Trials that evaluate the effect of treatments on survival are considered particularly important, not only because the outcome is so important, but also because the sample sizes are usually very large, and the trials very long. A trial to assess the ability of a drug to reduce blood pressure requires at most a few hundred patients, each observed for 8-12 weeks, while assessing the same drug's ability to reduce mortality might require 10,000 or more patients for 4-6 years. Survival trials can be used to evaluate not only a treatment's ability to extend time to death, but time to heart attack, cancer, development of AIDS, etc. The term “event” refers to the broader category that includes other outcomes such as heart attack, cancer, etc. in addition to “death”.
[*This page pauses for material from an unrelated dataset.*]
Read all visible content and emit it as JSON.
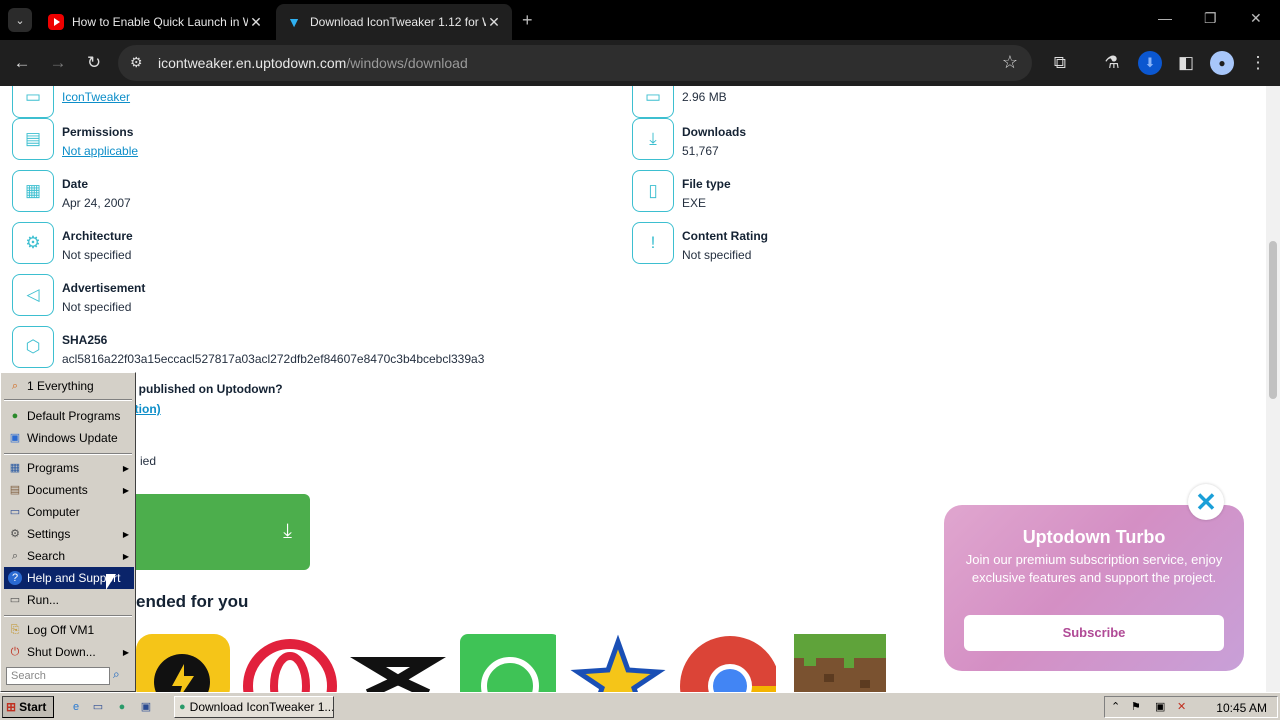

When statisticians design survival trials, they typically utilize survival curves from prior trials and record the readily available probability of surviving, say, at the end of those trials. They routinely ignore the wealth of information hidden in the entire survival curve, which is more difficult to extract.
Survival curves are a valuable way to summarize trial results, enabling clinicians to visualize cumulative effects at the end of the trial. However, those summaries do not reveal how the level of risk changed as the trial progressed. If patients enter a trial upon arriving in the emergency room after initial signs of a heart attack, initial risk might be quite high, diminishing as critical periods pass. If patients enter a different trial after their physicians discover increased blood pressure, the initial risk might be rather low, increasing as the patients age. Unlike the survival curve which shows only cumulative effects, the hazard curve shows how risk changes with time.
When trials of good treatments fail due simply to inadequate sample size, the costs for both society and the trial sponsor (usually a pharmaceutical company or the U.S. Federal Government) are extremely high. On the one hand, the treatment may erroneously appear ineffective, and development abandoned. Not only are all the time, effort and resources invested wasted, but patients who could benefit from the treatment may be denied life-saving therapy. Alternatively, the sponsor may still believe the treatment works. If the decision is that the trial should be re-run, this time with adequate sample size, the costs will be larger than the first time. But the biggest loss in this situation is the time necessary to get the new trial planned, initiated and completed. For a treatment with a billion dollar yearly revenue potential, such delays cost in excess of three million dollars each day. And these delays can last for years.
The presently available software tools in the pharmaceutical industry address various portions of the clinical protocol design process and the clinical trial process as a whole. In particular, software tools for calculating sample size are available. Some of these software tools allow users to enter time-dependent failure rates. Some allow a user to utilize a Markov model approach, while others allow a user to utilize simulation methods. None of the above software tools, however, address the issue of harnessing already existing clinical trial data to calculate an appropriate sample size for a new clinical trial.
Therefore, there is a need to overcome the deficiencies with the prior art and more particularly for a more effective way to calculate an appropriate sample size for a clinical trial using already existing clinical trial data.